At the same time, more Oregon farmers are older and nearing retirement. They’ve been farming longer, have larger farms, and are holding onto farms longer. Sixty is the new 50, at least for Oregon’s farmers, whose average age has risen from 50 in 1982 to 55 in 2002 and to 60 by 2012. As these farmers retire, up to 10 million acres of farmland—over sixty percent of all the farmland in Oregon— could be transferred over the next two to three decades. And very few farmers have farm succession plans in place.
How that land is transferred might have a big impact on our future. Agriculture is an important part of Oregon’s economy and is particularly important for rural communities. Agriculture also provides environmental benefits and strengthens Oregon’s resilience to economic and climactic shocks. While Oregon’s land use program protects much of Oregon’s farmland from urban development, the coming transfer of farmland could impact the extent to which farmland continues to bring these important benefits to our state. Stakeholders fear that farmland may be acquired by investors interested simply in holding the land speculatively or by those interested in a rural lifestyle but not in farming as a business.
To gain a sense of to whom farmland has recently been transferred, my colleague Megan Horst examined five years of farmland transfers (2010 to 2015) across four of Oregon’s counties—Washington, Clackamas, Benton and Polk. She found that a relatively small percentage of the transfers in each county (five to ten percent) were to owners that retained out-of-state addresses, and that 25 to 40 percent of those sales were to business entities, including LLCs, partnerships, and corporations. While this doesn’t tell us what these new owners might do with the land, it does tell suggest that it might be important to monitor them and to assess whether Oregon’s land use laws will continue to suppot a productive agricultural sector.

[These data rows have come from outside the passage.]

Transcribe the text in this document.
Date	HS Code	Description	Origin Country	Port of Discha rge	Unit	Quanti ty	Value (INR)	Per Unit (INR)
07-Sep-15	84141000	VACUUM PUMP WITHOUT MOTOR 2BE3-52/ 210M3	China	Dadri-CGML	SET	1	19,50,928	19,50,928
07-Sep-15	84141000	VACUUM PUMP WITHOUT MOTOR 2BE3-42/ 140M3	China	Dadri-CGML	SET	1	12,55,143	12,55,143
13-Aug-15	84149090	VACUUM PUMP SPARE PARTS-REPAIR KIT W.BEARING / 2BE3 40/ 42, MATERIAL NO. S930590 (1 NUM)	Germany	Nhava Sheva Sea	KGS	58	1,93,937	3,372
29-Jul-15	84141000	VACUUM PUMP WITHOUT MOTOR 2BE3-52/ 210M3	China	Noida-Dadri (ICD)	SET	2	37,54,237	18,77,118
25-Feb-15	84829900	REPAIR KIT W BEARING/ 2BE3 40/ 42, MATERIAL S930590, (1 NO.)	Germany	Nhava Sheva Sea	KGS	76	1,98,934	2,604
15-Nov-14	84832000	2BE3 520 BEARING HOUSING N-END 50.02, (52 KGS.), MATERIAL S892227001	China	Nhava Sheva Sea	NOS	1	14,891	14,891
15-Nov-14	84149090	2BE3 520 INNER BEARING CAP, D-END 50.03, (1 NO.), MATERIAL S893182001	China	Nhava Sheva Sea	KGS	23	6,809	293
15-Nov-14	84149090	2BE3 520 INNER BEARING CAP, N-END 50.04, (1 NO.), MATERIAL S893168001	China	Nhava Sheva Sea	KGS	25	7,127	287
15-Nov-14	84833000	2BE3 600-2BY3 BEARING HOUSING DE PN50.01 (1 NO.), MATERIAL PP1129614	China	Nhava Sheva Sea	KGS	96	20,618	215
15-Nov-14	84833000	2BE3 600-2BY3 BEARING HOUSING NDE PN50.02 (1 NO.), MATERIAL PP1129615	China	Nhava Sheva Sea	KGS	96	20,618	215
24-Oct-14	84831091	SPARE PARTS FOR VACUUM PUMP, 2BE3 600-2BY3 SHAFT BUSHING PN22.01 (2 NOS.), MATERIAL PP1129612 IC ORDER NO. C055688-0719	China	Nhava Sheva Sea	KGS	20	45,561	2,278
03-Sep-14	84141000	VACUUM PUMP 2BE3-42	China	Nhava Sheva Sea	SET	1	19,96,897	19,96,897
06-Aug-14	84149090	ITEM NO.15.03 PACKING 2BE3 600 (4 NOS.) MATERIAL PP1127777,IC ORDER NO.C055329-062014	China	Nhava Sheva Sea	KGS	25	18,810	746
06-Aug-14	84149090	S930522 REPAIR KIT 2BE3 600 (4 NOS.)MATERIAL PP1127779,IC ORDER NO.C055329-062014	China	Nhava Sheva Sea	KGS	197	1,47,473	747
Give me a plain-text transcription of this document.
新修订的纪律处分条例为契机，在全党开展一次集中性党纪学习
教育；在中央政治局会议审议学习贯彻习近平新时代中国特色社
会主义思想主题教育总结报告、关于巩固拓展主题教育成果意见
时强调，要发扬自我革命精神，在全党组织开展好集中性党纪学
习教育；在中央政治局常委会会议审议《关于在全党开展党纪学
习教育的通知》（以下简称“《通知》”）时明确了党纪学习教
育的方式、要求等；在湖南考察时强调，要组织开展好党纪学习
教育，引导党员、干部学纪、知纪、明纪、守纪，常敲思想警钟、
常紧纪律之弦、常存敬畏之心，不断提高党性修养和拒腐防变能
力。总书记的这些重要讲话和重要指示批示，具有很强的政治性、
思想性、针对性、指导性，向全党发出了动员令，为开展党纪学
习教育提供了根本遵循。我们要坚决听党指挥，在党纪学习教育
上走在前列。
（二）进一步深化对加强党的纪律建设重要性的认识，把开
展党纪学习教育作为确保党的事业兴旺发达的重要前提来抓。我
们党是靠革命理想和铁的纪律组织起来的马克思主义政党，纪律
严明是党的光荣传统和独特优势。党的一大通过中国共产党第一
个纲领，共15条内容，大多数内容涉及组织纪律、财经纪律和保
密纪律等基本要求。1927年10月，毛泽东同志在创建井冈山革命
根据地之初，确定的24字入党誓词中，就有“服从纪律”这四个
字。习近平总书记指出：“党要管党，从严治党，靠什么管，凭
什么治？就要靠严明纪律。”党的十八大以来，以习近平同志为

Ideally, we could help aspiring and retiring farmers find each other. A number of tools exist to help farmers develop succession plans and to help beginning farmers find land. Land-sharing models, such as farm conservation easements, working lands easements, and creative leasing arrangements may lead to better outcomes for retiring and aspiring farmers. Programs like Oregon Farm Link can help connect beginning farmers with experienced ones, allowing them to explore innovative land access arrangements. Nonprofit farm incubators also offer low cost access to land, and enable beginning farmers to gain experience.
Understanding farmers’ needs and identifying effective ways to support beneficial succession of thousands of acres of Oregon’s farmland will require additional research. We hope to gain a better understanding of how these transfers will affect Oregon’s agricultural future.